By BILL PRESS
Syndicated Columnist
Did you miss me?
Whether you noticed or not, I’ve been gone for a month, taking advantage of an incredible opportunity to spend a month as a resident scholar at the wonderful American Academy in Rome.
The Academy’s a great institution, located on top of Rome’s Janiculan Hill, which brings together an exciting mix of people — artists, sculptors, composers, architects, historians, writers, classicists and an occasional outlier journalist like me — to work on a special project of their own. Its mission is admirably, yet simply, to give scholars “time and space to think and work.”
How rare is that?
My own project had nothing to do with Rome. For me, it was the opportunity to do a deep dive into “The 1619 Project.” This all-powerful collection of essays — which first appeared in August 2019 as a special edition of The New York Times magazine and, in a somewhat expanded form, was published as a book in 2021 — documents how systemic racism pervades every facet of American life.

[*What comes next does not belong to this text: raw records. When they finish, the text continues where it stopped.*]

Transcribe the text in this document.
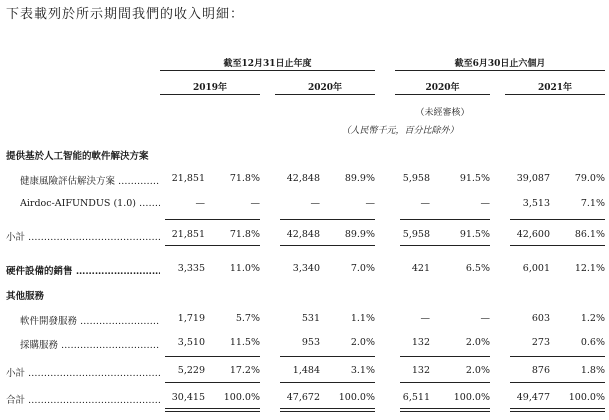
下表載列於所示期間我們的收入明細：
截至12月31日止年度	截至6月30日止六個月
2019年	2020年	2020年	2021年
（未經審核）
（人民幣千元，百分比除外）
提供基於人工智能的軟件解決方案
健康風險評估解決方案 ………………………………………	21,851	71.8%	42,848	89.9%	5,958	91.5%	39,087	79.0%
Airdoc-AIFUNDUS (1.0) ………………………………………	—	—	—	—	—	—	3,513	7.1%
小計 ………………………………………	21,851	71.8%	42,848	89.9%	5,958	91.5%	42,600	86.1%
硬件設備的銷售 ………………………………………	3,335	11.0%	3,340	7.0%	421	6.5%	6,001	12.1%
其他服務
軟件開發服務 ………………………………………	1,719	5.7%	531	1.1%	—	—	603	1.2%
採購服務 ………………………………………	3,510	11.5%	953	2.0%	132	2.0%	273	0.6%
小計 ………………………………………	5,229	17.2%	1,484	3.1%	132	2.0%	876	1.8%
合計 ………………………………………	30,415	100.0%	47,672	100.0%	6,511	100.0%	49,477	100.0%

It’s probably the most important book written in the last 100 years. Think of its impact.
Before it was even published, four other books were already in print attacking it, and Nikole Hannah-Jones, its editor and principal contributor, had won the Pulitzer Prize.
I took on “The 1619 Project” the way scholars study the Bible, the Torah and the Qur’an: painstakingly weighing the meaning of every word. It’s that important, it’s that sacred. The book is not, as some critics have argued, a broadside attack on white Americans, accusing us all of being racists. Instead, it’s a eye-opening reality check, documenting in stunning detail how, 157 years after enactment of the 13th Amendment abolishing slavery, racism still underlies everything we do, in ways most of us don’t even realize.
Starting with what we learn about our history, which is the key premise of “The 1619 Project.”
Most Americans cling to the belief we were taught in grade school, that America began with the arrival of the Mayflower and its cargo of white pilgrims at Plymouth Rock in 1620 — ignoring the fact that America actually began one year earlier, with the arrival of the White Lion and its cargo of captive Africans at Jamestown, Virginia, in 1619.
That profound ignorance of the legacy of slavery continues. A 2018 report by the Southern Poverty Law Center showed that only 8 percent of high school seniors named slavery as the central cause of the Civil War.
A 2019 Washington Post poll found that only half of Americans knew that slavery actually existed in all 13 colonies, not just in the South.
It’s true that, in terms of racial equality, we’ve come a long way.
Unfortunately, we’re so busy bragging about the progress we’ve made that we ignore the lingering impact of slavery today. That’s the strength of “The 1619 Project,” showing how almost everything we do is still based on whether you’re white or black (including the following examples):
• On COVID-19, where black Americans are 1.4 times more likely than white ones to contract the virus, 3.2 times more likely to be hospitalized, and 2.8 times more likely to die.
• On income inequality, where black households today hold only $10 in wealth for every $100 in white households.
• On prisons., where black people, who make up only 12.4 percent of the general population, account for 20 percent of American prisoners.
• On transportation planning, where new highways plow through black neighborhoods.
• On crime, where whites who kill blacks are 250 percent more likely to have their homicide ruled “justified” than when white people kill other white people.
• And, most significantly, on voting rights, where in 2021 alone, 19 states enacted 34 new laws restricting access to the ballot, which, according to the nonpartisan Brennan Center, will place significant burdens particularly on communities of color.
And the list goes on. Read it and weep.
Tackling “The 1619 Project” was personal for me, because I grew up in a segregated small town in Delaware, where whites and blacks went to different schools, worshipped in different churches and shopped in different stores.
I thought we’d put all that behind us.
But my big take-away from “The 1619 Project” is: I grew up in a segregated small town, but I still live in a segregated country today.
“The 1619 Project” raises a challenge for all of us.
It’s one thing to acknowledge the reality of systemic racism in this country, but what are we doing to fix it?